“I don’t know, old chap, and I don’t care,” he said with a merry laugh. “Tell me if this isn’t the most glorious, the most beautiful thing mortal man can conceive?”
“It certainly is the most magnificent picture I have ever set eyes on, Girlie; but tell me what on earth you propose to do.”
“Do? old chap!” he said, in his quiet, convinced way. “Why! rule over this gorgeous country, with you as my prime minister.”
“I know your wants are modest, old man,” I laughed, “but I should like to know how you propose to accomplish this laudable object, and whether the fund of deception from which you drew the wondrous history of your origin is inexhaustible, for you will need plenty of it.”
“That was a capital idea of mine, now, wasn’t it, old fellow? Another moment and we were bound to be found out, and you can guess as well as I what would have been the summary proceeding by which we should have made our forcible exit from this beautiful land.”
“It was a bold stroke, Girlie; worthy of you. But I want to know where it will all lead to.”
“To the most glorious discoveries the world of antiquity has ever dreamed of,” he replied enthusiastically, his eyes literally glowing with buoyancy of spirit. “Discoveries of which my dear father used to dream, over which he broke his heart when he realised that they would be made by other eyes, other hands than his. I mean to rule over these people, Mark, study them, know them, love them, conquer them; then, having learned all their secrets, go back to England and set the world gaping with the treasures which I shall place before its wondering eyes.”
“Go back to England, Girlie,” I said with a laugh; “that sounds feasible, doesn’t it? You forget that Hammersmith lies some considerable distance from this picturesque Elysium, that the last ’bus to the Broadway has gone, and the tramway service is interrupted for the present. There is only one exit from this fairyland, and that is the one through which malefactors are cast out, without food or water, into the desert wilderness; unless you propose to cross those hills over there in a balloon.”

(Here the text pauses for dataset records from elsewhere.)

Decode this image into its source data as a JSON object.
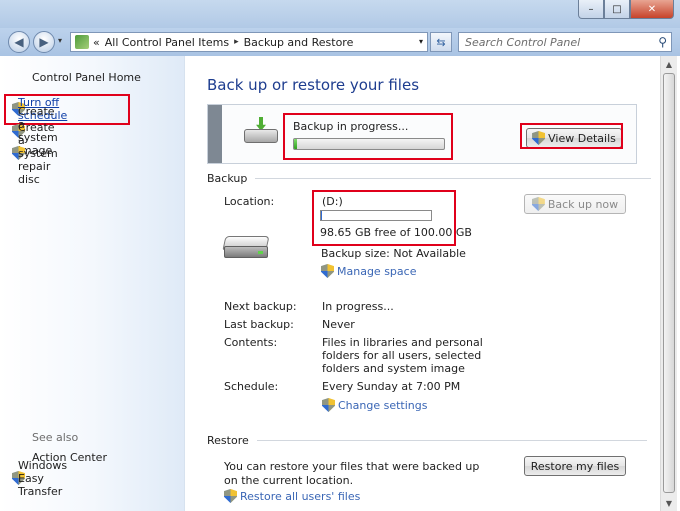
{
  "window": {
    "minimize_glyph": "–",
    "maximize_glyph": "□",
    "close_glyph": "✕"
  },
  "nav": {
    "back_glyph": "◀",
    "forward_glyph": "▶",
    "dropdown_glyph": "▾",
    "breadcrumb_prefix": "«",
    "breadcrumb": [
      "All Control Panel Items",
      "Backup and Restore"
    ],
    "breadcrumb_sep": "▸",
    "refresh_glyph": "⇆",
    "search_placeholder": "Search Control Panel",
    "search_glyph": "⚲"
  },
  "sidebar": {
    "home": "Control Panel Home",
    "items": [
      {
        "label": "Turn off schedule",
        "icon": "shield-icon"
      },
      {
        "label": "Create a system image",
        "icon": "shield-icon"
      },
      {
        "label": "Create a system repair disc",
        "icon": "shield-icon"
      }
    ],
    "see_also": "See also",
    "see_also_items": [
      {
        "label": "Action Center"
      },
      {
        "label": "Windows Easy Transfer",
        "icon": "shield-icon"
      }
    ]
  },
  "main": {
    "help_glyph": "?",
    "title": "Back up or restore your files",
    "progress": {
      "label": "Backup in progress...",
      "fraction": 0.02,
      "view_details": "View Details"
    },
    "backup": {
      "heading": "Backup",
      "location_label": "Location:",
      "location_value": "(D:)",
      "space_used_fraction": 0.0135,
      "free_space": "98.65 GB free of 100.00 GB",
      "backup_size": "Backup size: Not Available",
      "manage_space": "Manage space",
      "back_up_now": "Back up now",
      "next_backup_label": "Next backup:",
      "next_backup_value": "In progress...",
      "last_backup_label": "Last backup:",
      "last_backup_value": "Never",
      "contents_label": "Contents:",
      "contents_value": "Files in libraries and personal folders for all users, selected folders and system image",
      "schedule_label": "Schedule:",
      "schedule_value": "Every Sunday at 7:00 PM",
      "change_settings": "Change settings"
    },
    "restore": {
      "heading": "Restore",
      "text": "You can restore your files that were backed up on the current location.",
      "restore_my_files": "Restore my files",
      "restore_all_users": "Restore all users' files"
    }
  },
  "scrollbar": {
    "up_glyph": "▲",
    "down_glyph": "▼"
  },
  "colors": {
    "highlight": "#e0001b",
    "link": "#0f3fa8",
    "title": "#1e3d8f",
    "progress_fill": "#2fa11f",
    "capacity_fill": "#2f6bd1"
  }
}
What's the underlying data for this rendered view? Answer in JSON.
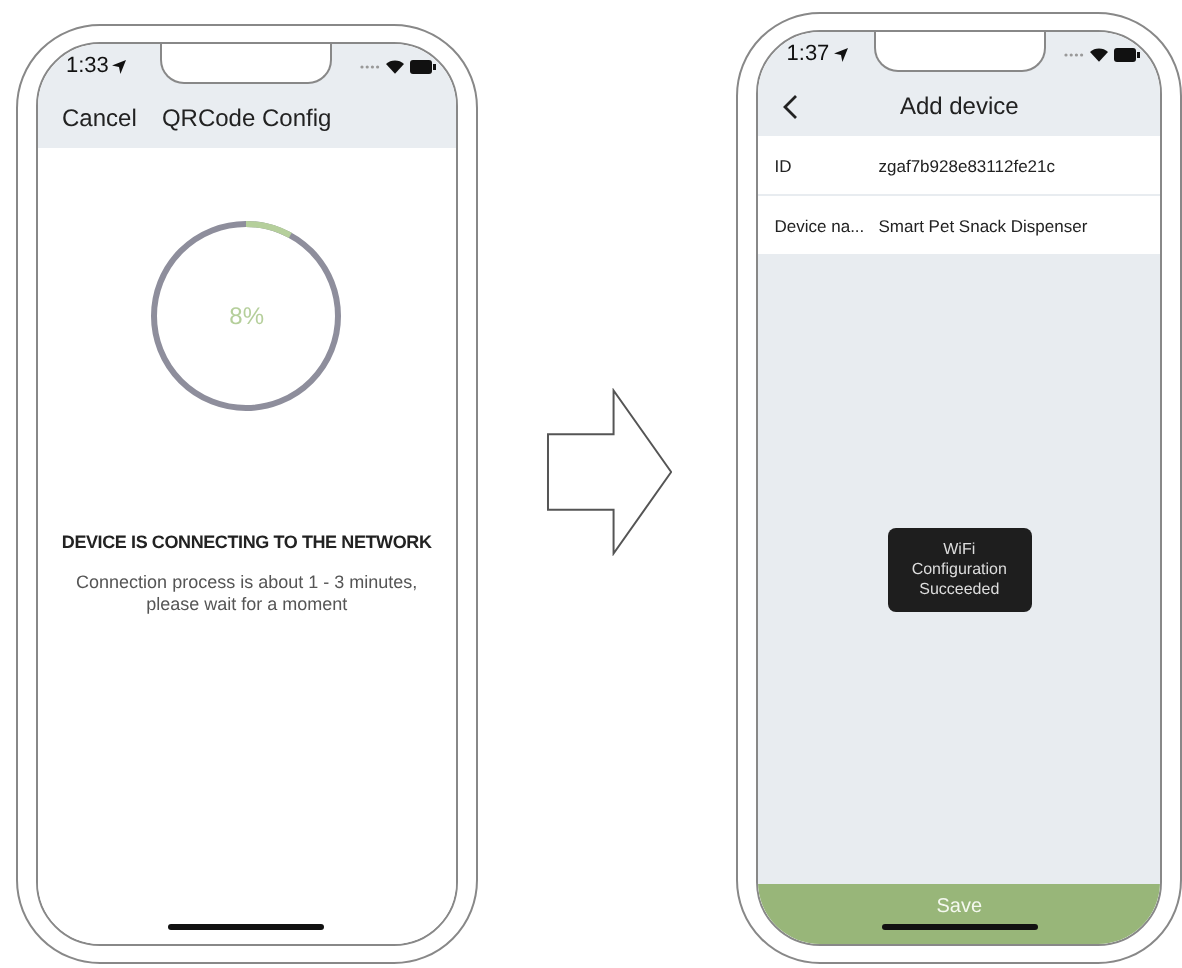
{
  "left_phone": {
    "status_time": "1:33",
    "nav": {
      "left": "Cancel",
      "title": "QRCode Config"
    },
    "progress": {
      "level": 0.08,
      "label": "8%"
    },
    "heading": "DEVICE IS CONNECTING TO THE NETWORK",
    "message": "Connection process is about 1 - 3 minutes, please wait for a moment"
  },
  "right_phone": {
    "status_time": "1:37",
    "nav": {
      "title": "Add device"
    },
    "fields": [
      {
        "label": "ID",
        "value": "zgaf7b928e83112fe21c"
      },
      {
        "label": "Device na...",
        "value": "Smart Pet Snack Dispenser"
      }
    ],
    "toast": "WiFi Configuration Succeeded",
    "save_button": {
      "label": "Save",
      "disabled": true
    }
  }
}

“Propose? I propose nothing at present, old Mark, but to enjoy ourselves to our hearts’ content. I as king-regent of this land, and you as my guide, philosopher, etc. After that—presently—a long time ahead, I hope, when you and I are tired of this place, and are ready to let the world know some of these wondrous secrets, then…”
“Yes? then?” I said, for he had paused a while, letting his gaze roam over the distant pyramids far away.